Самыми важными для Шаламова были уроки практической медицины, которые он получил на курсах. Та же О.С. Семеняк научила его пользоваться стетоскопом (фонендоскопом) и подарила ему свой личный, типично врачебный диагностический прибор. Аппарат Рива-Роччи для измерения давления он тоже познал как «свой». Его научили делать перевязки и ставить клизмы, владеть шприцем и скальпелем, стерилизовать инструменты и писать истории болезней. Сам много раз испытавший обморожения, он стал большим специалистом в их лечении. Поняв, благодаря Меерзону, что избавление от боли идет только через боль, он быстро научился вправлять вывихи. Например, вывих плеча он вправлял уже строго по «гиппократову методу»: при кратковременном рауш-наркозе — резкий упор ногой в плечо, дерг, и кость встает на свое место. Доктор Федор Ефимович Лоскутов, по основной профессии окулист, но, как вынудила Колыма, — врач самого широкого профиля, научил его делать первую самостоятельную хирургическую операцию — ликвидацию загортанного абсцесса. «Как? — Выпустить гной, следя, чтобы больной не захлебнулся жидкостью. — Я примерился, проткнул созревший абсцесс тупым концом ножа. — Голову! Голову! — закричал Федор Ефимович. Я успел нагнуть голову больного, и он выхаркнул гной прямо на полы моего халата. — Ну, вот и все. А халат смените…»

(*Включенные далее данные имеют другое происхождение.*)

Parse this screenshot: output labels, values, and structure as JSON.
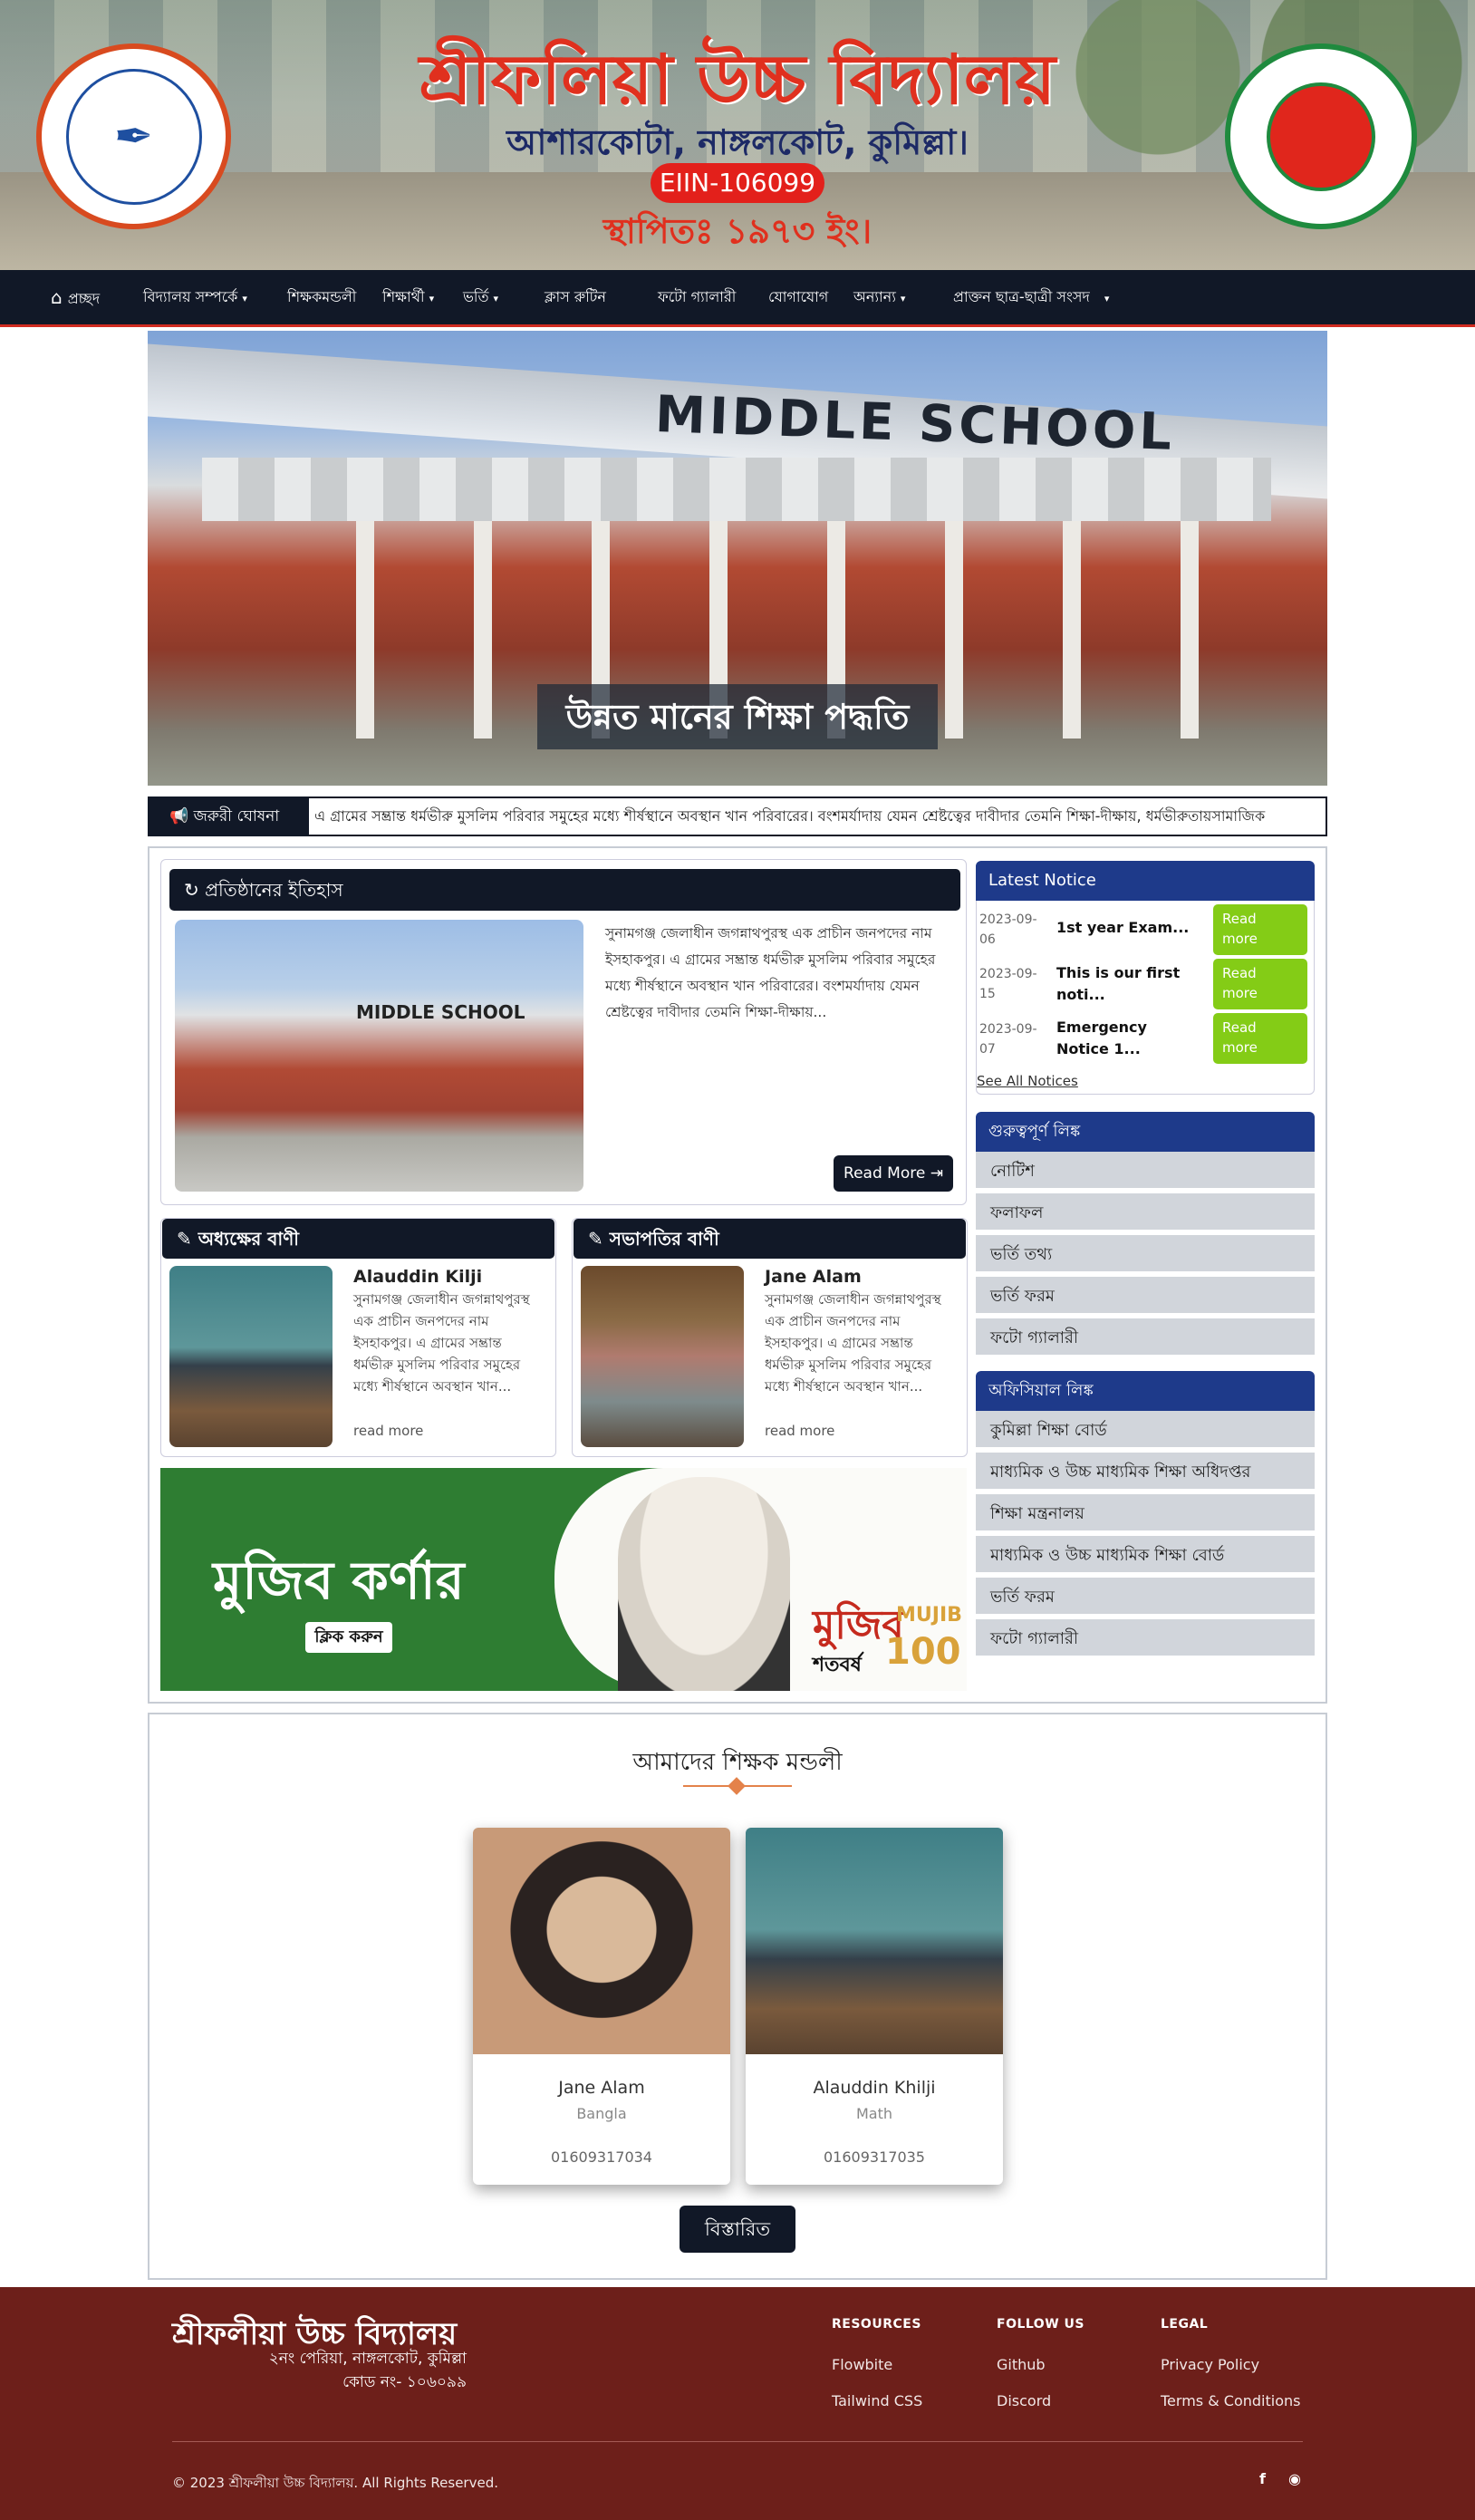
{
  "header": {
    "title": "শ্রীফলিয়া উচ্চ বিদ্যালয়",
    "subtitle": "আশারকোটা, নাঙ্গলকোট, কুমিল্লা।",
    "eiin": "EIIN-106099",
    "established": "স্থাপিতঃ ১৯৭৩ ইং।"
  },
  "nav": {
    "home": "প্রচ্ছদ",
    "about": "বিদ্যালয় সম্পর্কে",
    "teachers": "শিক্ষকমন্ডলী",
    "students": "শিক্ষার্থী",
    "admission": "ভর্তি",
    "routine": "ক্লাস রুটিন",
    "gallery": "ফটো গ্যালারী",
    "contact": "যোগাযোগ",
    "others": "অন্যান্য",
    "alumni": "প্রাক্তন ছাত্র-ছাত্রী সংসদ"
  },
  "hero": {
    "sign": "MIDDLE SCHOOL",
    "caption": "উন্নত মানের শিক্ষা পদ্ধতি"
  },
  "marquee": {
    "label": "জরুরী ঘোষনা",
    "text": "এ গ্রামের সম্ভ্রান্ত ধর্মভীরু মুসলিম পরিবার সমুহের মধ্যে শীর্ষস্থানে অবস্থান খান পরিবারের। বংশমর্যাদায় যেমন শ্রেষ্টত্বের দাবীদার তেমনি শিক্ষা-দীক্ষায়, ধর্মভীরুতায়সামাজিক"
  },
  "history": {
    "heading": "প্রতিষ্ঠানের ইতিহাস",
    "image_sign": "MIDDLE SCHOOL",
    "text": "সুনামগঞ্জ জেলাধীন জগন্নাথপুরস্থ এক প্রাচীন জনপদের নাম ইসহাকপুর। এ গ্রামের সম্ভ্রান্ত ধর্মভীরু মুসলিম পরিবার সমুহের মধ্যে শীর্ষস্থানে অবস্থান খান পরিবারের। বংশমর্যাদায় যেমন শ্রেষ্টত্বের দাবীদার তেমনি শিক্ষা-দীক্ষায়...",
    "button": "Read More"
  },
  "messages": [
    {
      "heading": "অধ্যক্ষের বাণী",
      "name": "Alauddin Kilji",
      "text": "সুনামগঞ্জ জেলাধীন জগন্নাথপুরস্থ এক প্রাচীন জনপদের নাম ইসহাকপুর। এ গ্রামের সম্ভ্রান্ত ধর্মভীরু মুসলিম পরিবার সমুহের মধ্যে শীর্ষস্থানে অবস্থান খান...",
      "more": "read more"
    },
    {
      "heading": "সভাপতির বাণী",
      "name": "Jane Alam",
      "text": "সুনামগঞ্জ জেলাধীন জগন্নাথপুরস্থ এক প্রাচীন জনপদের নাম ইসহাকপুর। এ গ্রামের সম্ভ্রান্ত ধর্মভীরু মুসলিম পরিবার সমুহের মধ্যে শীর্ষস্থানে অবস্থান খান...",
      "more": "read more"
    }
  ],
  "mujib": {
    "title": "মুজিব কর্ণার",
    "click": "ক্লিক করুন",
    "tag": "মুজিব",
    "tag_en": "MUJIB",
    "hundred": "100",
    "sub": "শতবর্ষ"
  },
  "notices": {
    "heading": "Latest Notice",
    "items": [
      {
        "date_line1": "2023-09-",
        "date_line2": "06",
        "title_line1": "1st year Exam...",
        "title_line2": "",
        "button_line1": "Read",
        "button_line2": "more"
      },
      {
        "date_line1": "2023-09-",
        "date_line2": "15",
        "title_line1": "This is our first",
        "title_line2": "noti...",
        "button_line1": "Read",
        "button_line2": "more"
      },
      {
        "date_line1": "2023-09-",
        "date_line2": "07",
        "title_line1": "Emergency",
        "title_line2": "Notice 1...",
        "button_line1": "Read",
        "button_line2": "more"
      }
    ],
    "see_all": "See All Notices"
  },
  "important_links": {
    "heading": "গুরুত্বপূর্ণ লিঙ্ক",
    "items": [
      "নোটিশ",
      "ফলাফল",
      "ভর্তি তথ্য",
      "ভর্তি ফরম",
      "ফটো গ্যালারী"
    ]
  },
  "official_links": {
    "heading": "অফিসিয়াল লিঙ্ক",
    "items": [
      "কুমিল্লা শিক্ষা বোর্ড",
      "মাধ্যমিক ও উচ্চ মাধ্যমিক শিক্ষা অধিদপ্তর",
      "শিক্ষা মন্ত্রনালয়",
      "মাধ্যমিক ও উচ্চ মাধ্যমিক শিক্ষা বোর্ড",
      "ভর্তি ফরম",
      "ফটো গ্যালারী"
    ]
  },
  "teachers": {
    "heading": "আমাদের শিক্ষক মন্ডলী",
    "cards": [
      {
        "name": "Jane Alam",
        "subject": "Bangla",
        "phone": "01609317034"
      },
      {
        "name": "Alauddin Khilji",
        "subject": "Math",
        "phone": "01609317035"
      }
    ],
    "button": "বিস্তারিত"
  },
  "footer": {
    "name": "শ্রীফলীয়া উচ্চ বিদ্যালয়",
    "address": "২নং পেরিয়া, নাঙ্গলকোট, কুমিল্লা",
    "code": "কোড নং- ১০৬০৯৯",
    "columns": [
      {
        "heading": "RESOURCES",
        "links": [
          "Flowbite",
          "Tailwind CSS"
        ]
      },
      {
        "heading": "FOLLOW US",
        "links": [
          "Github",
          "Discord"
        ]
      },
      {
        "heading": "LEGAL",
        "links": [
          "Privacy Policy",
          "Terms & Conditions"
        ]
      }
    ],
    "copyright": "© 2023 শ্রীফলীয়া উচ্চ বিদ্যালয়. All Rights Reserved."
  },
  "colors": {
    "nav_bg": "#111827",
    "accent_blue": "#1e3a8a",
    "accent_green": "#84cc16",
    "footer_bg": "#6d1f1a",
    "title_red": "#e0301e"
  }
}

К сожалению, чрезвычайно трудно установить время, место и исполнителей самой варварской из операций, на которой присутствовал Шаламов. Она описана в рассказе «Шоковая терапия». В реальности ее сомневаться не приходится: писатель подробно описывает весь процесс, называет имена-отчества инициаторов этой операции и противников ее («Сергея Федоровича», за которым ясно читается чуть прикрытый С.М. Лунин), но поскольку условия диктовал «начальник больницы» («доктор Доктор»), эта операция все-таки состоялась. Больной Мерзляков (явно вымышленная, «говорящая» фамилия — промерзший человек с приисков) с травмой позвоночника был вынужден пройти тест на симуляцию. Испытание делали с помощью шоковой терапии — введения резко повышенной дозы камфорного масла, что приводило к буйному приступу мышечной энергии, подобию эпилептического припадка, а эта якобы «удесятерившаяся» сила должна была разоблачить симулянта. Всю жуть эксперимента над человеком, которому нужно было совсем другое лечение, Шаламов передает скупыми словами о радости экспериментаторов и о радости больного, который пожелал для себя лучшей долей после всего перенесенного срочно выписаться снова на прииски, в золотой забой…

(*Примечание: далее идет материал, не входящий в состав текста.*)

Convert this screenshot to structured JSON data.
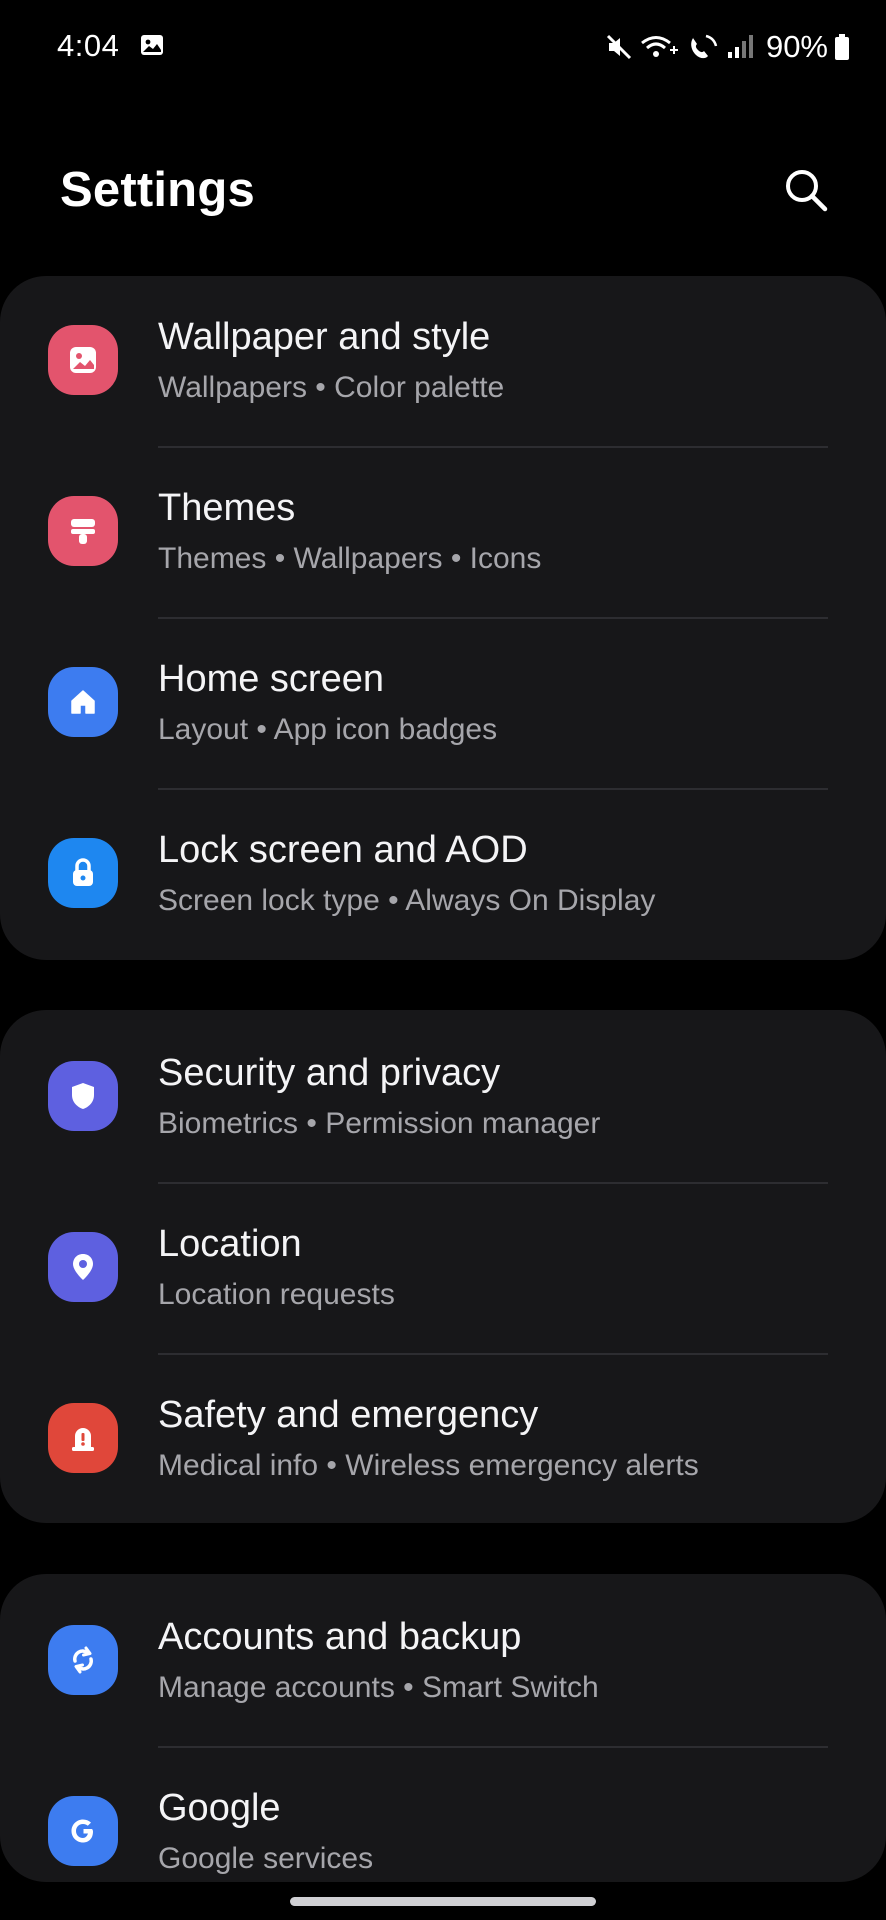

Симуляция и аггравация (преувеличение своей боли) являлись очень распространенными на Колыме, борьба с ними велась всеми возможными средствами, и рассказ Шаламова в этом смысле сугубо реалистичен.
Лоскутов, ставший одним из самых близких друзей Шаламова на Колыме, настоящий праведник, которого писатель сравнивал со знаменитым московским тюремным врачом Ф. Гаазом (восхитившим когда-то Достоевского своей филантропией, — но Достоевский был далек от реальностей медицины), научил его многим премудростям поведения человека в белом халате в лагере. Врачебной и моральной установкой Лоскутова было: не разоблачать симулянтов и аггравантов. «Им только кажется, что они симулянты и агграванты, — говорил он. — Они больны гораздо серьезней, чем думают сами. Симуляция и аггравация на фоне алиментарной дистрофии и духовного маразма лагерной жизни — явление неописанное…»

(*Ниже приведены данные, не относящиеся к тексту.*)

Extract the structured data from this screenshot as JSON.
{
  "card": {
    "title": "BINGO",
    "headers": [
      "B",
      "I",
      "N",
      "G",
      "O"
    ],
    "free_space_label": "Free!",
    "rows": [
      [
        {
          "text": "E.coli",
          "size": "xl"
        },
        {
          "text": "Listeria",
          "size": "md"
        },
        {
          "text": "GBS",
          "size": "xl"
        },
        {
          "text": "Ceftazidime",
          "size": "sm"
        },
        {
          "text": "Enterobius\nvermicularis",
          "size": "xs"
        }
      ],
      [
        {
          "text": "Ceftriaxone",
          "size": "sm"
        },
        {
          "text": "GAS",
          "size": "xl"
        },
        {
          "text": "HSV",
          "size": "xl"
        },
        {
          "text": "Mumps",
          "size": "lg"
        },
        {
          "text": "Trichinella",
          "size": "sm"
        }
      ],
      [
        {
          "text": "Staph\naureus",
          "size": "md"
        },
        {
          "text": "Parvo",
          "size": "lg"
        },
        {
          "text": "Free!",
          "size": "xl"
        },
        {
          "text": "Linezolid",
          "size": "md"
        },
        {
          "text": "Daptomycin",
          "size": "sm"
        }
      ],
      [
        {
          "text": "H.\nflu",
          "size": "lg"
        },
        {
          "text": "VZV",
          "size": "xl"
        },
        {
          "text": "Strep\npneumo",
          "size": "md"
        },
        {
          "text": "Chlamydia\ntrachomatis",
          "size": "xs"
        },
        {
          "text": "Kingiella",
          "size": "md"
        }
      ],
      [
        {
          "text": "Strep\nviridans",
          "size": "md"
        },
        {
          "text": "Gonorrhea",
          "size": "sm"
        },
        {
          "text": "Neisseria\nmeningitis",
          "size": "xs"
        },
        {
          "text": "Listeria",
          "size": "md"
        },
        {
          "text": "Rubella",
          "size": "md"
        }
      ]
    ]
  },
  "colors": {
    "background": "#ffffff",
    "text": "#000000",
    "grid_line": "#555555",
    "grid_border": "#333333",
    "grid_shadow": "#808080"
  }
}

Шаламов был не во всем согласен с Лоскутовым — потому что видел в больницах множество откровенных симулянтов из блатарей, считал, что Лоскутов слишком потакает им, а они пытаются его «оседлать». Сам он был непримирим к симулянтам из уголовников, и эту его природную, ничем не поколебленную пунктуальную честность использовали потом при назначении его фельдшером приемного отделения новой Центральной лагерной больницы на Левом берегу. Он стал здесь настоящим стражем, даже, можно сказать, «цербером», сразу разворачивая назад блатных с «мастырками» и другими имитациями болезней. Это был совсем непривычный для лагеря стиль работы фельдшера-«лепилы», и блатари решили убить Шаламова — они «проиграли его в карты». Лишь вмешательство Ф.Е. Лоскутова, который пользовался у воров безмерным авторитетом, предотвратило этот шаг. Старый вор-пахан, которого Лоскутов вылечил от слепоты, сказал: «Ладно, иди, Ефимыч, пусть живет твой лепила…» (воспоминания Е.Е. Ореховой-Добровольской).